Friday, November 5, 2010

First Overclocked Sandy Bridge Systems Available


 The Trinity Plutonium is shown above with the GIGABYTE P67A-UD7 motherboard.



Intel's still-as-of-yet-unreleased "Sandy Bridge" chip has been generating a fair amount of buzz across internet discussion boards. Just visit Tom's Hardware, or Xtreme Systems and you won't have to look very far to see several topics on overclocking Sandy Bridge chips, or how to overclock a Sandy Bridge, or any number of discussions on how different it is to overclock the Sandy Bridge architecture.

Those who have done their fair share of overclocking via FSB/QPI acceleration and multiplier tweaking know that the best way to gain performance is to tune up your Frontside Bus (or QPI) as much as possible, and have the multiplier operate on that. The reason is that the Fronside Bus gains have a positive spillover effect to the subsystems attached to it (RAM for one), so throttling that puppy alleviates other potential bottlenecks elsewhere.

It was a big surprise to some of us to learn that the new Sandy Bridge architecture went in roughly the exact opposite direction! The FSB has slowed down to 100 MHz to allow for Intel's new design strategy of having "multiple multipliers" to deliver the functional speed of the associated subsytem. For their stock 3.4 GHz, the multiplier is set to 34. We've seen announcements that the new cooler operation (thermodynamically speaking) of the Sandy Bridge allows for reaching 4.9 GHz on air-cooling alone. Think of what a finely-tuned water-cooled or vapor phase change unit could deliver.

Screech. Hold on a second. What about that Intel Press Release about not getting the speed too much faster than that? Intel is claiming the "old school" thinking about "colder = faster" does not scale linearly with this new architecture. Hitting 4.9 GHz on air does not mean 5.5 GHz on chilled water is going to happen, which is a perfectly normal consideration on the pre-Sandy Bridge product lines.
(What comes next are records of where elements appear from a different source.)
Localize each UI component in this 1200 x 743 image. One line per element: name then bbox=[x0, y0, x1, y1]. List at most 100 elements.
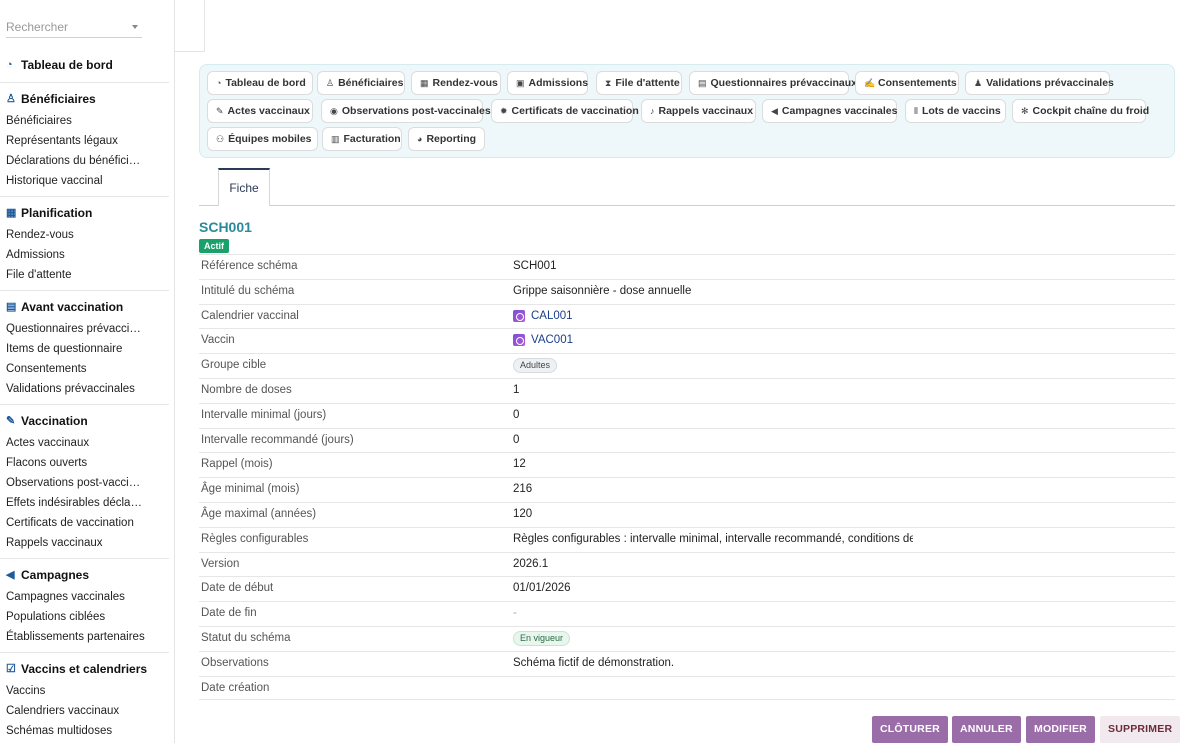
sidebar-item[interactable]: Bénéficiaires bbox=[0, 111, 145, 131]
sidebar-section-title: Campagnes bbox=[21, 568, 90, 582]
field-label: Âge maximal (années) bbox=[201, 507, 317, 520]
nav-pill[interactable]: ▥ Facturation bbox=[322, 127, 402, 151]
sidebar-section-title: Avant vaccination bbox=[21, 300, 124, 314]
sidebar-section-header[interactable]: ✎ Vaccination bbox=[0, 412, 169, 430]
field-row: Intitulé du schéma Grippe saisonnière - d… bbox=[199, 278, 1175, 304]
sidebar-item[interactable]: Certificats de vaccination bbox=[0, 513, 145, 533]
calendar-icon: ▦ bbox=[6, 207, 17, 219]
field-row: Date de fin - bbox=[199, 601, 1175, 626]
nav-pill[interactable]: ✹ Certificats de vaccination bbox=[491, 99, 639, 123]
sidebar-divider bbox=[0, 404, 169, 405]
field-row: Règles configurables Règles configurables… bbox=[199, 526, 1175, 552]
sidebar-item[interactable]: Schémas multidoses bbox=[0, 721, 145, 741]
chevron-down-icon[interactable] bbox=[132, 25, 138, 29]
sidebar-item[interactable]: Questionnaires prévaccin… bbox=[0, 319, 145, 339]
sidebar-item[interactable]: Vaccins bbox=[0, 681, 145, 701]
field-row: Référence schéma SCH001 bbox=[199, 254, 1175, 279]
nav-pill[interactable]: ◉ Observations post-vaccinales bbox=[321, 99, 491, 123]
sidebar-item[interactable]: Campagnes vaccinales bbox=[0, 587, 145, 607]
sidebar-item[interactable]: Rappels vaccinaux bbox=[0, 533, 145, 553]
sidebar-section-header[interactable]: ☑ Vaccins et calendriers bbox=[0, 660, 169, 678]
sidebar-section-header[interactable]: ▤ Avant vaccination bbox=[0, 298, 169, 316]
field-row: Date de début 01/01/2026 bbox=[199, 576, 1175, 601]
field-label: Date de début bbox=[201, 582, 274, 595]
sidebar-item[interactable]: File d'attente bbox=[0, 265, 145, 285]
nav-pill-label: Tableau de bord bbox=[225, 77, 306, 89]
field-row: Calendrier vaccinal CAL001 bbox=[199, 303, 1175, 329]
nav-pill[interactable]: ♪ Rappels vaccinaux bbox=[641, 99, 756, 123]
field-value[interactable]: VAC001 bbox=[513, 334, 573, 347]
sidebar-item[interactable]: Déclarations du bénéficia… bbox=[0, 151, 145, 171]
nav-pill[interactable]: ◀ Campagnes vaccinales bbox=[762, 99, 897, 123]
field-row: Groupe cible Adultes bbox=[199, 353, 1175, 378]
sidebar-item[interactable]: Consentements bbox=[0, 359, 145, 379]
nav-pill[interactable]: ♟ Validations prévaccinales bbox=[965, 71, 1114, 95]
vaccine-record-icon bbox=[513, 309, 525, 322]
nav-pill-label: Campagnes vaccinales bbox=[781, 105, 898, 117]
sidebar-section: ▦ Planification Rendez-vous Admissions File … bbox=[0, 204, 169, 285]
snowflake-icon: ✻ bbox=[1021, 105, 1029, 116]
nav-pill[interactable]: ◔ Tableau de bord bbox=[207, 71, 313, 95]
sidebar-item[interactable]: Représentants légaux bbox=[0, 131, 145, 151]
nav-pill[interactable]: ⦀ Lots de vaccins bbox=[905, 99, 1006, 123]
field-row: Date création bbox=[199, 675, 1175, 701]
field-value: Règles configurables : intervalle minima… bbox=[513, 532, 913, 545]
nav-pill[interactable]: ◕ Reporting bbox=[408, 127, 485, 151]
nav-pill[interactable]: ✍ Consentements bbox=[855, 71, 959, 95]
field-value: 0 bbox=[513, 433, 520, 446]
field-link-text[interactable]: CAL001 bbox=[531, 310, 573, 322]
nav-pill-label: Questionnaires prévaccinaux bbox=[710, 77, 857, 89]
nav-pill[interactable]: ✎ Actes vaccinaux bbox=[207, 99, 313, 123]
modifier-button[interactable]: MODIFIER bbox=[1026, 716, 1095, 743]
sidebar-item[interactable]: Validations prévaccinales bbox=[0, 379, 145, 399]
sidebar-item[interactable]: Items de questionnaire bbox=[0, 339, 145, 359]
sidebar-section: ☑ Vaccins et calendriers Vaccins Calendrier… bbox=[0, 660, 169, 741]
user-check-icon: ♟ bbox=[974, 77, 983, 88]
sidebar-item[interactable]: Admissions bbox=[0, 245, 145, 265]
nav-pill[interactable]: ⚇ Équipes mobiles bbox=[207, 127, 318, 151]
field-value[interactable]: CAL001 bbox=[513, 309, 573, 322]
search-select[interactable]: Rechercher bbox=[6, 18, 142, 38]
field-label: Date création bbox=[201, 681, 270, 694]
sidebar-section-header[interactable]: ◔ Tableau de bord bbox=[0, 56, 169, 74]
sidebar-section-header[interactable]: ◀ Campagnes bbox=[0, 566, 169, 584]
calendar-icon: ▦ bbox=[420, 77, 429, 88]
pie-chart-icon: ◕ bbox=[417, 134, 423, 144]
nav-pill[interactable]: ✻ Cockpit chaîne du froid bbox=[1012, 99, 1149, 123]
sidebar-item[interactable]: Flacons ouverts bbox=[0, 453, 145, 473]
nav-pill[interactable]: ▣ Admissions bbox=[507, 71, 588, 95]
supprimer-button[interactable]: SUPPRIMER bbox=[1100, 716, 1181, 743]
cloturer-button[interactable]: CLÔTURER bbox=[872, 716, 948, 743]
checklist-icon: ☑ bbox=[6, 663, 16, 675]
vaccine-record-icon bbox=[513, 334, 525, 347]
sidebar-item[interactable]: Observations post-vaccin… bbox=[0, 473, 145, 493]
annuler-button[interactable]: ANNULER bbox=[952, 716, 1021, 743]
sidebar-section-header[interactable]: ♙ Bénéficiaires bbox=[0, 90, 169, 108]
clipboard-check-icon: ▣ bbox=[516, 77, 525, 88]
sidebar-item[interactable]: Historique vaccinal bbox=[0, 171, 145, 191]
module-nav-panel: ◔ Tableau de bord ♙ Bénéficiaires ▦ Rendez-vo… bbox=[199, 64, 1175, 158]
sidebar-section-title: Planification bbox=[21, 206, 93, 220]
sidebar-section: ♙ Bénéficiaires Bénéficiaires Représentants… bbox=[0, 90, 169, 191]
tab-fiche[interactable]: Fiche bbox=[218, 168, 270, 206]
nav-pill[interactable]: ▤ Questionnaires prévaccinaux bbox=[689, 71, 857, 95]
sidebar-item[interactable]: Effets indésirables déclarés bbox=[0, 493, 145, 513]
nav-pill-label: Validations prévaccinales bbox=[986, 77, 1114, 89]
nav-pill[interactable]: ♙ Bénéficiaires bbox=[317, 71, 405, 95]
field-row: Âge maximal (années) 120 bbox=[199, 501, 1175, 527]
sidebar-divider bbox=[0, 82, 169, 83]
field-value: 2026.1 bbox=[513, 557, 549, 570]
syringe-icon: ✎ bbox=[6, 415, 16, 427]
sidebar-item[interactable]: Populations ciblées bbox=[0, 607, 145, 627]
sidebar-section-header[interactable]: ▦ Planification bbox=[0, 204, 169, 222]
field-tag: Adultes bbox=[513, 358, 558, 374]
nav-pill[interactable]: ⧗ File d'attente bbox=[596, 71, 682, 95]
field-label: Âge minimal (mois) bbox=[201, 483, 300, 496]
sidebar-item[interactable]: Rendez-vous bbox=[0, 225, 145, 245]
sidebar-item[interactable]: Établissements partenaires bbox=[0, 627, 145, 647]
sidebar-item[interactable]: Calendriers vaccinaux bbox=[0, 701, 145, 721]
field-value: 120 bbox=[513, 507, 533, 520]
nav-pill[interactable]: ▦ Rendez-vous bbox=[411, 71, 501, 95]
field-link-text[interactable]: VAC001 bbox=[531, 334, 573, 346]
sidebar-item[interactable]: Actes vaccinaux bbox=[0, 433, 145, 453]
Googling around, you see a common sentiment. All of the 4.9 GHz hype seems to be for short-run computations. In fact, there are only two active players in the market right now who are making any kind of remarks about long-term overclocking stability when applied to the Sandy Bridge.
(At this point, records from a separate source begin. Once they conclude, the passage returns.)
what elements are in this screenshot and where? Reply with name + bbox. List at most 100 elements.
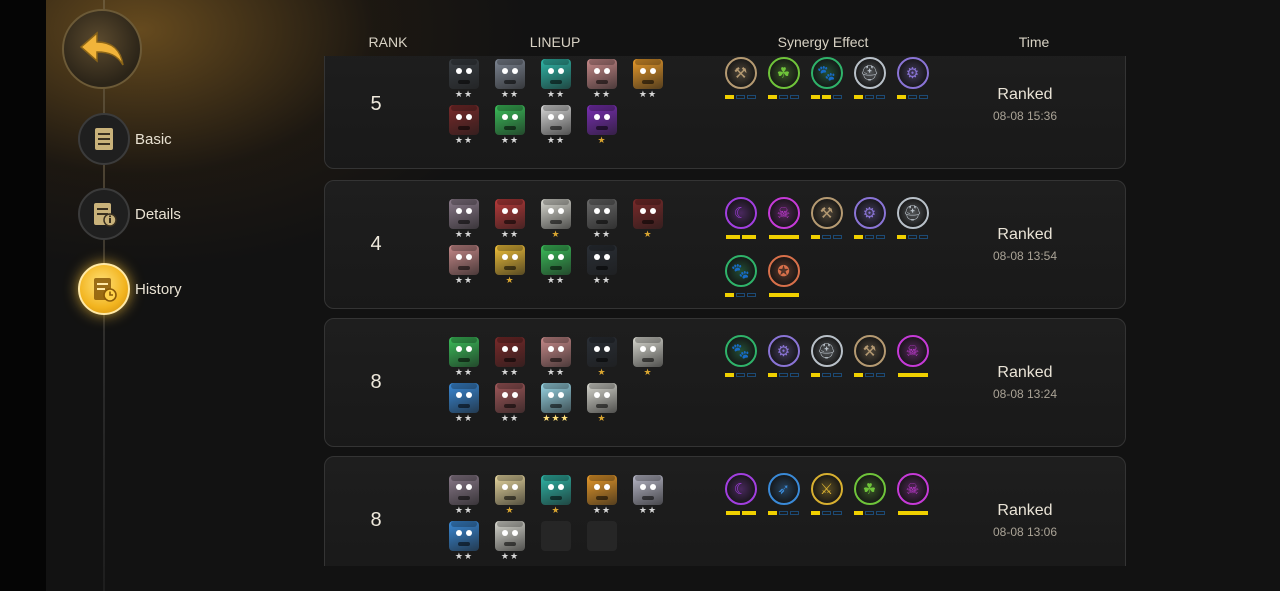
match-rank: 8 [370,371,382,393]
match-card[interactable]: 4 ★★ ★★ ★ ★★ ★ ★★ ★ ★★ ★★ ☾ ☠ ⚒ ⚙ ⛑ 🐾 ✪ Ranked 08-08 13:54 [324,180,1126,309]
paw-icon: 🐾 [724,255,757,287]
synergy-level-bar [833,511,842,515]
synergy-level-bars [725,235,756,239]
hero-portrait[interactable]: ★★ [441,337,487,383]
hero-portrait[interactable]: ★★ [579,245,625,291]
synergy-effect[interactable]: ⚒ [848,335,891,393]
synergy-level-bar [865,511,874,515]
hero-portrait[interactable]: ★ [533,199,579,245]
hero-portrait[interactable]: ★ [625,199,671,245]
synergy-level-bars [897,235,928,239]
hero-star-level: ★ [643,230,653,240]
hero-star-level: ★★ [638,90,658,100]
synergy-effect[interactable]: 🐾 [719,335,762,393]
hero-portrait[interactable]: ★★ [441,383,487,429]
trinity-icon: ☘ [853,473,886,505]
hero-icon [587,383,617,413]
hero-star-level: ★★ [454,230,474,240]
synergy-effect[interactable]: 🐾 [719,255,762,313]
hero-icon [633,475,663,505]
synergy-level-bar [876,373,885,377]
synergy-level-bar [790,95,799,99]
match-card[interactable]: 8 ★★ ★★ ★★ ★ ★ ★★ ★★ ★★★ ★ 🐾 ⚙ ⛑ ⚒ ☠ Ranked 08-08 13:24 [324,318,1126,447]
hero-portrait[interactable]: ★★ [441,105,487,151]
hero-portrait[interactable]: ★★ [625,475,671,521]
nav-item-history[interactable]: History [78,263,182,315]
match-card[interactable]: 8 ★★ ★ ★ ★★ ★★ ★★ ★★ ☾ ➶ ⚔ ☘ ☠ Ranked 08-08 13:06 [324,456,1126,566]
hero-star-level: ★★ [592,506,612,516]
hero-portrait[interactable]: ★★ [487,521,533,566]
match-mode: Ranked [997,364,1053,381]
synergy-effect[interactable]: ⚒ [719,57,762,115]
synergy-effect[interactable]: ⚒ [805,197,848,255]
synergy-effect[interactable]: ⚙ [762,335,805,393]
hero-star-level: ★ [597,136,607,146]
synergy-level-bars [725,511,756,515]
hero-portrait[interactable]: ★★ [533,337,579,383]
hero-portrait[interactable]: ★★ [533,59,579,105]
synergy-level-bars [811,235,842,239]
synergy-effect[interactable]: ⚙ [848,197,891,255]
match-rank: 4 [370,233,382,255]
synergy-level-bar [897,95,906,99]
hero-portrait[interactable]: ★★ [533,105,579,151]
hero-icon [587,245,617,275]
synergy-effect[interactable]: ☘ [762,57,805,115]
synergy-level-bar [768,293,799,297]
empty-hero-slot[interactable] [533,521,579,566]
synergy-effect[interactable]: ⚔ [805,473,848,531]
empty-hero-slot[interactable] [579,521,625,566]
hero-portrait[interactable]: ★★ [579,199,625,245]
hero-star-level: ★★ [592,90,612,100]
hero-star-level: ★★ [500,230,520,240]
history-clock-icon [78,263,130,315]
match-card[interactable]: 5 ★★ ★★ ★★ ★★ ★★ ★★ ★★ ★★ ★ ⚒ ☘ 🐾 ⛑ ⚙ Ranked 08-08 15:36 [324,56,1126,169]
synergy-effect[interactable]: ➶ [762,473,805,531]
hero-portrait[interactable]: ★★ [579,59,625,105]
hero-portrait[interactable]: ★ [579,105,625,151]
hero-star-level: ★★ [500,414,520,424]
header-lineup: LINEUP [529,34,581,50]
hero-portrait[interactable]: ★★ [441,245,487,291]
hero-portrait[interactable]: ★★ [487,383,533,429]
nav-item-details[interactable]: Details [78,188,181,240]
synergy-effect[interactable]: ☾ [719,473,762,531]
hero-portrait[interactable]: ★★ [487,59,533,105]
hero-portrait[interactable]: ★★ [441,59,487,105]
synergy-level-bars [768,95,799,99]
hero-portrait[interactable]: ★ [579,337,625,383]
hero-portrait[interactable]: ★★ [487,337,533,383]
synergy-effect[interactable]: ☘ [848,473,891,531]
hero-portrait[interactable]: ★★ [533,245,579,291]
hero-icon [587,337,617,367]
hero-icon [541,59,571,89]
hero-portrait[interactable]: ★ [487,245,533,291]
synergy-effect[interactable]: ☠ [762,197,805,255]
beast-icon: ✪ [767,255,800,287]
synergy-level-bar [768,373,777,377]
hero-portrait[interactable]: ★ [625,337,671,383]
synergy-effect[interactable]: ✪ [762,255,805,313]
hero-portrait[interactable]: ★ [533,475,579,521]
hero-portrait[interactable]: ★★ [487,105,533,151]
hero-portrait[interactable]: ★★ [579,475,625,521]
hero-portrait[interactable]: ★ [487,475,533,521]
match-history-list[interactable]: 5 ★★ ★★ ★★ ★★ ★★ ★★ ★★ ★★ ★ ⚒ ☘ 🐾 ⛑ ⚙ Ranked 08-08 15:36… [324,56,1126,566]
synergy-level-bar [897,511,928,515]
synergy-level-bar [811,511,820,515]
synergy-level-bars [768,293,799,297]
synergy-effect[interactable]: ⛑ [848,57,891,115]
hero-portrait[interactable]: ★★ [441,199,487,245]
hero-portrait[interactable]: ★★ [441,475,487,521]
hero-portrait[interactable]: ★★ [441,521,487,566]
synergy-effect[interactable]: 🐾 [805,57,848,115]
hero-portrait[interactable]: ★★ [625,59,671,105]
hero-portrait[interactable]: ★ [579,383,625,429]
hero-star-level: ★ [597,414,607,424]
nav-item-basic[interactable]: Basic [78,113,172,165]
synergy-effect[interactable]: ⛑ [805,335,848,393]
synergy-effect[interactable]: ☾ [719,197,762,255]
hero-portrait[interactable]: ★★★ [533,383,579,429]
hero-portrait[interactable]: ★★ [487,199,533,245]
hero-icon [541,245,571,275]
Liquid Nitrogen Overclocking and GIGABYTE are the two companies who seemed to have outfoxed the rest of the industry gathering around the Sandy Bridge. Of course GIGABYTE released an entire series of motherboards to work with the Intel Sandy Bridge chips. Take a look at this expansive product launch from GIGABYTE:

The GIGABYTE 6 Series P67A-UD7 was the flagship choice for Liquid Nitrogen Overclocking when they built their Trinity Plutonium product line. Using this amazing GIGABYTE motherboard, they throttled their Intel Sandy Bridge i7-2600K chip up to 4.5 GHz for 24x7 computation at full load across all 4 cores/8 threads. That's right, no "caveats", no stipulations for using that clock speed for short periods of time --- if you want to beat on your system and run 24 hour torture tests for days, weeks, or months, Liquid Nitrogen Overclocking said "fine by us." This shows that Liquid Nitrogen Overclocking has incredible confidence in the GIGABYTE P67A-UD7, offering an 18-month warranty for all parts and labor on the Trinity Plutonium product line.

But how fast in an overclocked Sandy Bridge i7-2600K when compared to, say, the Intel Gulftown? According to Liquid Nitrogen Overclocking, 1.0 GHz of i7-2600K works out to 1.1 GHz of Gulftown for non-floating point benchmarking trials, and floating point is even better than this due to the architecture improvements in the Sandy Bridge. This would indicate that the overclocked Sandy Bridge i7-2600K @ 4.5 GHz on Liquid Nitrogen Overclocking's Trinity Plutonium model would be about the same performance as a 4.95 GHz Intel Gulftown, and we all know how fast the Gulftown is!

Wow! That's incredible performance, considering you can run that 24x7 while stressing all cores and threads to the max.

GIGABYTE also offers the following in the 6 series motherboard lineup:

The H67A-UD3H, H67M-D2, H67MA-D2H, H67MA-UD2H, P67A-UD3, P67A-UD3P, P67A-UD3R, P67A-UD4, P67A-UD5, (we already mentioned the P67A-UD7), the PH67-UD3 and the PH67A-UD3.

In building their Trinity Stealth model, a smaller version of the Plutonium, Liquid Nitrogen Overclocking selected GIGABYTE's  H67MA-UDH2 motherboard and the Intel i5-2500K chip. Overclocking this chip to 4.2 GHz for 24x7 operation was in line with their pricing strategy, to offer a low-cost 4.2 GHz system to a wider audience. It's amazing that you can get a 4.2 GHz system that delivers the same speed as a 4.6 GHz Intel Gulftown for less money than a fully-stocked 3.33 GHz machine.

We expect Liquid Nitrogen Overclocking and GIGABYTE will do well with their new strategy.